Titre honorifique pour le philosophe, enseignant, penseur social et théoricien politique prééminent de la Chine ; vrai nom Kongqiu (K’ung Ch’iu) ; nom littéraire Zhongni (Chungni) ; b. 551 av, Qufu (Ch’ü-fu) dans l’État de Lu (actuelle province du Shandong, dans le nord-est de la Chine) ; d. 479 av. J.-C. Confucius est la forme latinisée du chinois Kongfuzi (K’ung Fu-Tzu) ou Kongzi (K’ung-Tzu), en anglais, » Master Kong. »
Informations biographiques
Confucius a vécu pendant la période des Printemps et Automnes de la Chine (722-481 av. J.-C.), les années crépusculaires de la dynastie Zhou (Chou) qui ont vu la désintégration progressive de la structure féodale des Zhou dans la période turbulente des États combattants. Issu d’une famille de la petite aristocratie qui avait connu des temps difficiles, il était un érudit prolifique qui s’était distingué dans l’apprentissage en tant que membre de la classe des ru (ju), c’est-à-dire, des érudits itinérants qui étaient généralement les fils de familles de la petite aristocratie tombée dans la misère et qui erraient désormais de cour en cour, offrant leurs services en tant qu’enseignants, maîtres de rituels, astronomes et spécialistes des calculs calendaires.
Croyant fermement à l’éducation comme condition sine qua non de la culture de soi, Confucius est devenu célèbre en créant la première école d’apprentissage de Chine plus d’un siècle avant que Platon n’établisse son académie à Athènes. Avant cela, l’éducation n’était accessible qu’aux riches
familles aristocratiques chinoises qui pouvaient se permettre d’engager un ru comme précepteur privé pour leurs enfants. Enseignant enthousiaste et charismatique, Confucius a pu rassembler une trentaine d’hommes comme première promotion d’étudiants. En tant que professeur, il ne faisait aucune distinction entre les fils de la noblesse ou de la paysannerie, acceptant le paiement qu’ils pouvaient se permettre pour ses services (voir Analectes 7:7, 15:38). En retour, il attendait de ses élèves un haut degré d’engagement envers l’apprentissage et la culture de soi, et ne tolérait pas ceux qui étaient paresseux ou peu enthousiastes (Analectes 7:8). Son programme d’enseignement des « six arts » traditionnels, à savoir (1) le rituel et la cérémonie (li ), (2) la musique, (3) le tir à l’arc, (4) l’attelage, (5) la calligraphie et (6) les mathématiques, était axé autant sur la culture personnelle et le raffinement du caractère que sur la formation des fonctionnaires du gouvernement. Se considérant comme un transmetteur plutôt qu’un innovateur (« en suivant la voie appropriée, je ne forge pas de nouveaux chemins », Analectes 7:1), il faisait étudier à ses élèves les anciens classiques chinois – le Livre de la Poésie (Shijing ), le Livre de l’Histoire (Shujing ) et le Livre des Changements (Yijing ).

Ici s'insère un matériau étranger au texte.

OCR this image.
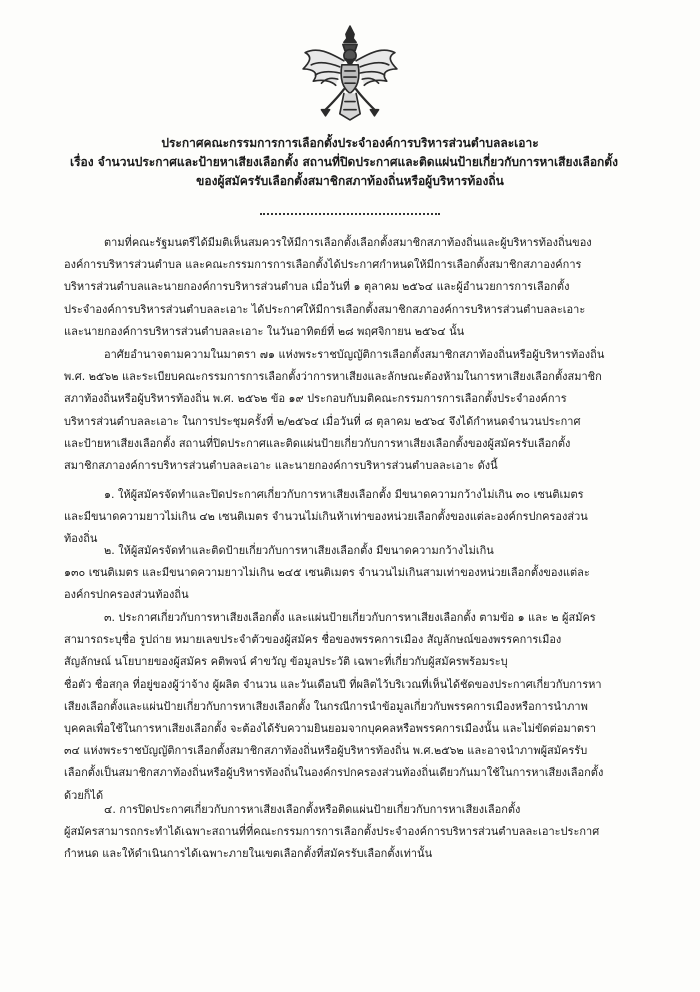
ประกาศคณะกรรมการการเลือกตั้งประจำองค์การบริหารส่วนตำบลละเอาะ
เรื่อง จำนวนประกาศและป้ายหาเสียงเลือกตั้ง สถานที่ปิดประกาศและติดแผ่นป้ายเกี่ยวกับการหาเสียงเลือกตั้ง
ของผู้สมัครรับเลือกตั้งสมาชิกสภาท้องถิ่นหรือผู้บริหารท้องถิ่น
ตามที่คณะรัฐมนตรีได้มีมติเห็นสมควรให้มีการเลือกตั้งเลือกตั้งสมาชิกสภาท้องถิ่นและผู้บริหารท้องถิ่นของ
องค์การบริหารส่วนตำบล และคณะกรรมการการเลือกตั้งได้ประกาศกำหนดให้มีการเลือกตั้งสมาชิกสภาองค์การ
บริหารส่วนตำบลและนายกองค์การบริหารส่วนตำบล เมื่อวันที่ ๑ ตุลาคม ๒๕๖๔ และผู้อำนวยการการเลือกตั้ง
ประจำองค์การบริหารส่วนตำบลละเอาะ ได้ประกาศให้มีการเลือกตั้งสมาชิกสภาองค์การบริหารส่วนตำบลละเอาะ
และนายกองค์การบริหารส่วนตำบลละเอาะ ในวันอาทิตย์ที่ ๒๘ พฤศจิกายน ๒๕๖๔ นั้น
อาศัยอำนาจตามความในมาตรา ๗๑ แห่งพระราชบัญญัติการเลือกตั้งสมาชิกสภาท้องถิ่นหรือผู้บริหารท้องถิ่น
พ.ศ. ๒๕๖๒ และระเบียบคณะกรรมการการเลือกตั้งว่าการหาเสียงและลักษณะต้องห้ามในการหาเสียงเลือกตั้งสมาชิก
สภาท้องถิ่นหรือผู้บริหารท้องถิ่น พ.ศ. ๒๕๖๒ ข้อ ๑๙ ประกอบกับมติคณะกรรมการการเลือกตั้งประจำองค์การ
บริหารส่วนตำบลละเอาะ ในการประชุมครั้งที่ ๒/๒๕๖๔ เมื่อวันที่ ๘ ตุลาคม ๒๕๖๔ จึงได้กำหนดจำนวนประกาศ
และป้ายหาเสียงเลือกตั้ง สถานที่ปิดประกาศและติดแผ่นป้ายเกี่ยวกับการหาเสียงเลือกตั้งของผู้สมัครรับเลือกตั้ง
สมาชิกสภาองค์การบริหารส่วนตำบลละเอาะ และนายกองค์การบริหารส่วนตำบลละเอาะ ดังนี้
๑. ให้ผู้สมัครจัดทำและปิดประกาศเกี่ยวกับการหาเสียงเลือกตั้ง มีขนาดความกว้างไม่เกิน ๓๐ เซนติเมตร
และมีขนาดความยาวไม่เกิน ๔๒ เซนติเมตร จำนวนไม่เกินห้าเท่าของหน่วยเลือกตั้งของแต่ละองค์กรปกครองส่วน
ท้องถิ่น
๒. ให้ผู้สมัครจัดทำและติดป้ายเกี่ยวกับการหาเสียงเลือกตั้ง มีขนาดความกว้างไม่เกิน
๑๓๐ เซนติเมตร และมีขนาดความยาวไม่เกิน ๒๔๕ เซนติเมตร จำนวนไม่เกินสามเท่าของหน่วยเลือกตั้งของแต่ละ
องค์กรปกครองส่วนท้องถิ่น
๓. ประกาศเกี่ยวกับการหาเสียงเลือกตั้ง และแผ่นป้ายเกี่ยวกับการหาเสียงเลือกตั้ง ตามข้อ ๑ และ ๒ ผู้สมัคร
สามารถระบุชื่อ รูปถ่าย หมายเลขประจำตัวของผู้สมัคร ชื่อของพรรคการเมือง สัญลักษณ์ของพรรคการเมือง
สัญลักษณ์ นโยบายของผู้สมัคร คติพจน์ คำขวัญ ข้อมูลประวัติ เฉพาะที่เกี่ยวกับผู้สมัครพร้อมระบุ
ชื่อตัว ชื่อสกุล ที่อยู่ของผู้ว่าจ้าง ผู้ผลิต จำนวน และวันเดือนปี ที่ผลิตไว้บริเวณที่เห็นได้ชัดของประกาศเกี่ยวกับการหา
เสียงเลือกตั้งและแผ่นป้ายเกี่ยวกับการหาเสียงเลือกตั้ง ในกรณีการนำข้อมูลเกี่ยวกับพรรคการเมืองหรือการนำภาพ
บุคคลเพื่อใช้ในการหาเสียงเลือกตั้ง จะต้องได้รับความยินยอมจากบุคคลหรือพรรคการเมืองนั้น และไม่ขัดต่อมาตรา
๓๔ แห่งพระราชบัญญัติการเลือกตั้งสมาชิกสภาท้องถิ่นหรือผู้บริหารท้องถิ่น พ.ศ.๒๕๖๒ และอาจนำภาพผู้สมัครรับ
เลือกตั้งเป็นสมาชิกสภาท้องถิ่นหรือผู้บริหารท้องถิ่นในองค์กรปกครองส่วนท้องถิ่นเดียวกันมาใช้ในการหาเสียงเลือกตั้ง
ด้วยก็ได้
๔. การปิดประกาศเกี่ยวกับการหาเสียงเลือกตั้งหรือติดแผ่นป้ายเกี่ยวกับการหาเสียงเลือกตั้ง
ผู้สมัครสามารถกระทำได้เฉพาะสถานที่ที่คณะกรรมการการเลือกตั้งประจำองค์การบริหารส่วนตำบลละเอาะประกาศ
กำหนด และให้ดำเนินการได้เฉพาะภายในเขตเลือกตั้งที่สมัครรับเลือกตั้งเท่านั้น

Confucius croyait fermement que chacun pouvait bénéficier de la culture de soi et insistait sur le fait que tout le monde pouvait aspirer à devenir des leaders par une formation et une éducation appropriées. Pour lui, l’éducation était plus que la simple acquisition de connaissances ou un moyen d’acquérir du pouvoir. Au contraire, l’éducation est avant tout une question de formation du caractère et de culture de soi, et seulement en second lieu d’acquisition de compétences pour l’avancement professionnel. Son double héritage d’une éducation appropriée comme pierre angulaire de la transformation sociopolitique, et de l’enseignement comme la vocation la plus élevée et la plus noble continue d’animer les sociétés d’Asie de l’Est qui le vénèrent comme enseignant et philosophe par excellence.
Confucius n’a pas atteint la célébrité et la reconnaissance de son vivant, ne parvenant pas à obtenir un poste administratif influent où il aurait pu mettre en œuvre sa vision de la vie et ses théories sociopolitiques. Sa vision socio-politique idéaliste ne l’a pas rendu sympathique aux yeux des dirigeants. Pour lui, un souverain devait gouverner à la manière des anciens rois (Xian-wang ), c’est-à-dire les anciens rois-sages Yao, Shun et Yu, et les trois premiers souverains de la dynastie Zhou (Chou), à savoir le roi Wen, son fils le roi Wu et Zhou Gong (le duc de Zhou), le frère cadet du roi Wu. Il considérait ces souverains comme ayant gouverné en observant les convenances (li ) plutôt qu’en imposant des lois et en utilisant la force. Il associait le gouvernement par la bienséance au maintien de l’harmonie cosmologique et de l’ordre naturel entre le « Ciel » (Tian ) et la terre, tandis que le recours à la force était associé à la corruption et au désordre chaotique qui entraînaient la chute des rois méchants. On sait très peu de choses sur les dernières années de sa vie, si ce n’est que les biographes ultérieurs l’ont décrit comme mourant en homme brisé et abattu, n’ayant aucune idée de l’impact énorme que ses enseignements auraient par la suite dans toute l’Asie orientale jusqu’à aujourd’hui.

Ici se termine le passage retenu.